Un viejecito, ateo e incrédulo, fue a
visitar a un sacerdote. Quería que le ayudase a resolver sus dudas de fe. No
lograba convencerse de que Jesús de Nazaret hubiera resucitado. Buscaba pruebas
de la resurrección.
Cuando entró en casa del sacerdote, estaba
ya alguien hablando con él.
El sacerdote entrevió al anciano de pie en
el pasillo, y corrió en seguida, sonriente, a ofrecerle una silla.
Cuando el otro se despidió, el sacerdote
hizo entrar al señor anciano. Una vez conocido su problema, le habló largamente
y, después de un denso coloquio, el anciano de ateo se convirtió en creyente y
quiso volver a ponerse en contacto con la palabra de Dios, recibir los
sacramentos y recobró la confianza en la Virgen.

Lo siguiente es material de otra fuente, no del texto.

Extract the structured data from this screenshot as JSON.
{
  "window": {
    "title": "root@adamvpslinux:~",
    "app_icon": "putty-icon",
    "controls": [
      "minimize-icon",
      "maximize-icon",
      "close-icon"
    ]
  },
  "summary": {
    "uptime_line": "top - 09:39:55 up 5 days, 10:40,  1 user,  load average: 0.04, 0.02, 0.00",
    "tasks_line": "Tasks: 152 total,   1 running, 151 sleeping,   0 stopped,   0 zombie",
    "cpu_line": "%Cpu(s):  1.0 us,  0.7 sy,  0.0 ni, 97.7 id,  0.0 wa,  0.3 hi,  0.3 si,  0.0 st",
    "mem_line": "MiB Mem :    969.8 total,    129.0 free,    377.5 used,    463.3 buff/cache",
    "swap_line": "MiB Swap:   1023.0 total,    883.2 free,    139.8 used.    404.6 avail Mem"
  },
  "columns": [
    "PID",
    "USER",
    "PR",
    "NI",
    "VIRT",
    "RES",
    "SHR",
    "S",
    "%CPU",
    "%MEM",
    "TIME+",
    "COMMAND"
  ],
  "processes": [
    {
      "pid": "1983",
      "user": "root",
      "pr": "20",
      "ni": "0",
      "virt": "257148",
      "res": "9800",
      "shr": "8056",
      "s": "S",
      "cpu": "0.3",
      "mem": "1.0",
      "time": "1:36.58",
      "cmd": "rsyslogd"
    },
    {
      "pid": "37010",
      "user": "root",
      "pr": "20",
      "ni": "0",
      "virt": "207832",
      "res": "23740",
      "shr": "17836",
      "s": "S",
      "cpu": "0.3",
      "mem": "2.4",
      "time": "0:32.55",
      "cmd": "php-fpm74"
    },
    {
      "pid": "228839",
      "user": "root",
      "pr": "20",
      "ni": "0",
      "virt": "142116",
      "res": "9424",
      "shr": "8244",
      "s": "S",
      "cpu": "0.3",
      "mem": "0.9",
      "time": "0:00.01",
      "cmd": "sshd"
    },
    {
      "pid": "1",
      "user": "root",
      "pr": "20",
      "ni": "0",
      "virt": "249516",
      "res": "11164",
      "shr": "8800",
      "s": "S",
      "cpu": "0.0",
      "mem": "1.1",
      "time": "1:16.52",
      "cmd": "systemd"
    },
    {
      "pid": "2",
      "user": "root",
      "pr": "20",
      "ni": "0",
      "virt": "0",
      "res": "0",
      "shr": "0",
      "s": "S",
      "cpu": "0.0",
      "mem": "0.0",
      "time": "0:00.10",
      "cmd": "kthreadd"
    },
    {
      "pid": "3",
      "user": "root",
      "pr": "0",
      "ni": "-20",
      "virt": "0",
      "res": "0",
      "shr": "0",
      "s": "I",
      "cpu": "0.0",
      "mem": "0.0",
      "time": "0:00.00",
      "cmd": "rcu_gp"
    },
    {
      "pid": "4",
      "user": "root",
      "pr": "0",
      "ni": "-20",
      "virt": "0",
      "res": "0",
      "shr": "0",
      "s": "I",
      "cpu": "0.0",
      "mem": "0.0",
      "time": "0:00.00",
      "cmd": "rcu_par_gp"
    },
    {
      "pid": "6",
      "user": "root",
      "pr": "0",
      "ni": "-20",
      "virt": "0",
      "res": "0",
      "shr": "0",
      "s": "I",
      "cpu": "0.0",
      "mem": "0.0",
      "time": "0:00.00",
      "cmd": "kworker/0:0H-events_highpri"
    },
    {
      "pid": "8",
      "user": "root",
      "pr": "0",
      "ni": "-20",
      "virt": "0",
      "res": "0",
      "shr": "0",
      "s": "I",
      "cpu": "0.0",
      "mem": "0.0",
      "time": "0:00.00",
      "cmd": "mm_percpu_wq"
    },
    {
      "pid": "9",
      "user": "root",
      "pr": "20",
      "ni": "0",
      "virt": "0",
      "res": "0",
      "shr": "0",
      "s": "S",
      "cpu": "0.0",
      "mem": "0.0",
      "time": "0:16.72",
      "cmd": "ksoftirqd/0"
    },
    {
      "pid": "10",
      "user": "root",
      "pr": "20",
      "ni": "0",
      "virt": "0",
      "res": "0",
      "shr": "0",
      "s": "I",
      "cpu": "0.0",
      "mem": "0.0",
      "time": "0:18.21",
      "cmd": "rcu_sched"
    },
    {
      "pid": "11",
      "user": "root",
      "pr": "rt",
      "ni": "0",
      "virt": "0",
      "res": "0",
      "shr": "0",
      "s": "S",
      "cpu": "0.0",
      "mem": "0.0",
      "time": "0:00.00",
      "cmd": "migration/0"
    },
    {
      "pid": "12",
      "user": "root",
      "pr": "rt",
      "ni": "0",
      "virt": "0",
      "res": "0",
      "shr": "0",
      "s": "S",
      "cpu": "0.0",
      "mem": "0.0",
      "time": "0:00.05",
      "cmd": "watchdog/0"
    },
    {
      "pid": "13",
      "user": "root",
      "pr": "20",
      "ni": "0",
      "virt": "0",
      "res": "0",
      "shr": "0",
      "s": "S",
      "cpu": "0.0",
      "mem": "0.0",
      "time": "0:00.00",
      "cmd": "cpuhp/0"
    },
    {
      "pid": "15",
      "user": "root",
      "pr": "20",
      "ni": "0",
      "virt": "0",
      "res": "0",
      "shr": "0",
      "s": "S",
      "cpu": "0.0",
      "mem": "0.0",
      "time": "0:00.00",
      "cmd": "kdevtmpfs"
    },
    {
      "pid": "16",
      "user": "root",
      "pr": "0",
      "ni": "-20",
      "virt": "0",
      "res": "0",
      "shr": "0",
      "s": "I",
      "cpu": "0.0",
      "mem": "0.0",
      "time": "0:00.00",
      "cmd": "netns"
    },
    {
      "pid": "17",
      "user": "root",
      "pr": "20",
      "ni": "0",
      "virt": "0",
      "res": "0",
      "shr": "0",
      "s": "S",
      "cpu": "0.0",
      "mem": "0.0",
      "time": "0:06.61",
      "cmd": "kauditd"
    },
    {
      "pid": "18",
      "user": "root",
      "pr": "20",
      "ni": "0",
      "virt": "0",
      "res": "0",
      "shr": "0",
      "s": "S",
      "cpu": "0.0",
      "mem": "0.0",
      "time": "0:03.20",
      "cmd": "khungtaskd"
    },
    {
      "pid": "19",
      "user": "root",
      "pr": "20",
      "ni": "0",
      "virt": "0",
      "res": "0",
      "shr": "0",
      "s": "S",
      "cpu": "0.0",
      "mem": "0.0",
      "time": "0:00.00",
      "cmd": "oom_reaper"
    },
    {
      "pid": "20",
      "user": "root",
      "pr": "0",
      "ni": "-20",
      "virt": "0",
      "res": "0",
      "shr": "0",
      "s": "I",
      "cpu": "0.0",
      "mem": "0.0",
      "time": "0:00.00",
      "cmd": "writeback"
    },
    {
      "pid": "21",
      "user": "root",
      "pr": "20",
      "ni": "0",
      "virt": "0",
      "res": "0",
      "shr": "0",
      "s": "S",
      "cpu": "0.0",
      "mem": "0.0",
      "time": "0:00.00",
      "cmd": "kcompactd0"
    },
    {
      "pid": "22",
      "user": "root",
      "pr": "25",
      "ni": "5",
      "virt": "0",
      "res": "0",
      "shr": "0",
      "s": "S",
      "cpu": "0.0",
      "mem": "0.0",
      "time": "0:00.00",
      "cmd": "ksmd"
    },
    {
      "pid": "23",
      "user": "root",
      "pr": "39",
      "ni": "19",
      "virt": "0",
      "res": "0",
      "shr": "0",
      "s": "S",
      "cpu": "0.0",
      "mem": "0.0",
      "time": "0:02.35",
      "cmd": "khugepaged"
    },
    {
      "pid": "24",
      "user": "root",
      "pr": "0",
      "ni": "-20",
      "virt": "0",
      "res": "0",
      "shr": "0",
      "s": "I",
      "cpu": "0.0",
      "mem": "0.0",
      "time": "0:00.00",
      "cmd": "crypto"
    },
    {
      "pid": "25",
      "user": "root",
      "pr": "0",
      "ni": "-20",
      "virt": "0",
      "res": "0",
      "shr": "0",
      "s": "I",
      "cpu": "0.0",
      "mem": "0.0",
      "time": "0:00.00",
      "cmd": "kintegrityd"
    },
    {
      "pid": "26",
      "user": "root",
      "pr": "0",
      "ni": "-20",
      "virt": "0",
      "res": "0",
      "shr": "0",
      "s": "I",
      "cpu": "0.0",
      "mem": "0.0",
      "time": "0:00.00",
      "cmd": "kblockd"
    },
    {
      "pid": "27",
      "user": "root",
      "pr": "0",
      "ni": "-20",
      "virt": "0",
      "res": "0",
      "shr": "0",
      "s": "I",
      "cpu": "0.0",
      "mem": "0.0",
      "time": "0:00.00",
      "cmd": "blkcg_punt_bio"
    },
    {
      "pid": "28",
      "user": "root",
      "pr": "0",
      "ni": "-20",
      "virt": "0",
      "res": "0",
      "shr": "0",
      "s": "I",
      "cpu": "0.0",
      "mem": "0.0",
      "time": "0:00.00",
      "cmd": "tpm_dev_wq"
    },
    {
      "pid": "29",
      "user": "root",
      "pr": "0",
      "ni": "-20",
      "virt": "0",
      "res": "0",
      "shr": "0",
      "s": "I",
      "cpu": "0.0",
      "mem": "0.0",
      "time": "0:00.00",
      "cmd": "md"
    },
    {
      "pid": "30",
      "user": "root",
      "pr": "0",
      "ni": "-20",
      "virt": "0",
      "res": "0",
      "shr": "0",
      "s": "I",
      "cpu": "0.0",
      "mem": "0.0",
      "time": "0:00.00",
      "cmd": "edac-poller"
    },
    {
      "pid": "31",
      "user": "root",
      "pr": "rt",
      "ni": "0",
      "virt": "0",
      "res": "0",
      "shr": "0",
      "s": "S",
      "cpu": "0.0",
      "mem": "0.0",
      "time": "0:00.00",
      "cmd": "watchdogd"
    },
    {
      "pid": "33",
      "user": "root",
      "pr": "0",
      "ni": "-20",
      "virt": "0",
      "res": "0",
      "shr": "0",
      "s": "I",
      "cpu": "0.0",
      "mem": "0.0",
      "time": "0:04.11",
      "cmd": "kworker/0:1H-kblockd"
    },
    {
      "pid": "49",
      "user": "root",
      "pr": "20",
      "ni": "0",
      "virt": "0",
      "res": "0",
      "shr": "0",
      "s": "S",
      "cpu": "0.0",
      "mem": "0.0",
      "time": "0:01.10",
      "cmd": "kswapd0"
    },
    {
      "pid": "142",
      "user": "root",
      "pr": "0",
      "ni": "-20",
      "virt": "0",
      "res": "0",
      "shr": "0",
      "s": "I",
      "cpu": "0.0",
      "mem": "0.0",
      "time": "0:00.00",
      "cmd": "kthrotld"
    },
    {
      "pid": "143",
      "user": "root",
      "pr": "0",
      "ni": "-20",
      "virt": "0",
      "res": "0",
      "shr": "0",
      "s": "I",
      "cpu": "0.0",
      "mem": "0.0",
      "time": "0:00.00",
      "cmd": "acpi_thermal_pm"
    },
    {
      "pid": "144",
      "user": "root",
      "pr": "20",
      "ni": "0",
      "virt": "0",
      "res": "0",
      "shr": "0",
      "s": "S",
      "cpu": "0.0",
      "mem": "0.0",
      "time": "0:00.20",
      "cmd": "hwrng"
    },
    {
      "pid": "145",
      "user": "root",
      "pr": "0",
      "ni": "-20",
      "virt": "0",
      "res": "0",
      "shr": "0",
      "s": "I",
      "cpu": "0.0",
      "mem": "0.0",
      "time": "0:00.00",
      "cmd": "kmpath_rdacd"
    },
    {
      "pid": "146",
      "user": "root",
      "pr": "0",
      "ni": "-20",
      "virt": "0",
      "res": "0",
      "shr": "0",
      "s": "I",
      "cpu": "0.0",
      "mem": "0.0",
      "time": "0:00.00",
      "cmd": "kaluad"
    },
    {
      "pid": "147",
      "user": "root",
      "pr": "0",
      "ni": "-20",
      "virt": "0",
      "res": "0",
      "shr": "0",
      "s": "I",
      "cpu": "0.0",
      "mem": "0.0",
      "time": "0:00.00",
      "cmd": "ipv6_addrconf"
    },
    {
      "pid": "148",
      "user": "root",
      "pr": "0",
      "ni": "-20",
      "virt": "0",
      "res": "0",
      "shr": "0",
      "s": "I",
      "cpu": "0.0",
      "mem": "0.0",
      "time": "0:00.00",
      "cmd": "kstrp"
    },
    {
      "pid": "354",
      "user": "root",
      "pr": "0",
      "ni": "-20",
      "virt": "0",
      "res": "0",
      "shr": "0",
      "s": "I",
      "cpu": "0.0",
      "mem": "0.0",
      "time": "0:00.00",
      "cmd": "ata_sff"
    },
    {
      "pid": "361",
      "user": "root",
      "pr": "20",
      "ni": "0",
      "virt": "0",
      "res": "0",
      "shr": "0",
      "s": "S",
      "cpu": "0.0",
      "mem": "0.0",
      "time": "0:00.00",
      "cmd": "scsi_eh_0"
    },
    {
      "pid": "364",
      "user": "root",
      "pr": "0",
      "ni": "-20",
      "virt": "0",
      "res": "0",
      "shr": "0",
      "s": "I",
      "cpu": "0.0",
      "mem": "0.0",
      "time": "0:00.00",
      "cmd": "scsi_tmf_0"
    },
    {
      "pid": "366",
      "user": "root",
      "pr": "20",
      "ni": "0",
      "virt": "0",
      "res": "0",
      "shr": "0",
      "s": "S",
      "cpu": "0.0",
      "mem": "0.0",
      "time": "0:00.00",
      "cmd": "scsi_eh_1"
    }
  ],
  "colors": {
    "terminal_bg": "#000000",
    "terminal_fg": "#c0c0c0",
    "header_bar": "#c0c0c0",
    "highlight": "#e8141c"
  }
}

El sacerdote satisfecho, pero también un
poco sorprendido por el cambio, le preguntó:
“Por favor, después de nuestro largo
coloquio, ¿cuál ha sido el argumento que le ha convencido de que Cristo de
verdad ha resucitado y de que Dios existe?”.
“El detalle de acercarme la silla para que
no me cansase de esperar”, respondió el viejecito.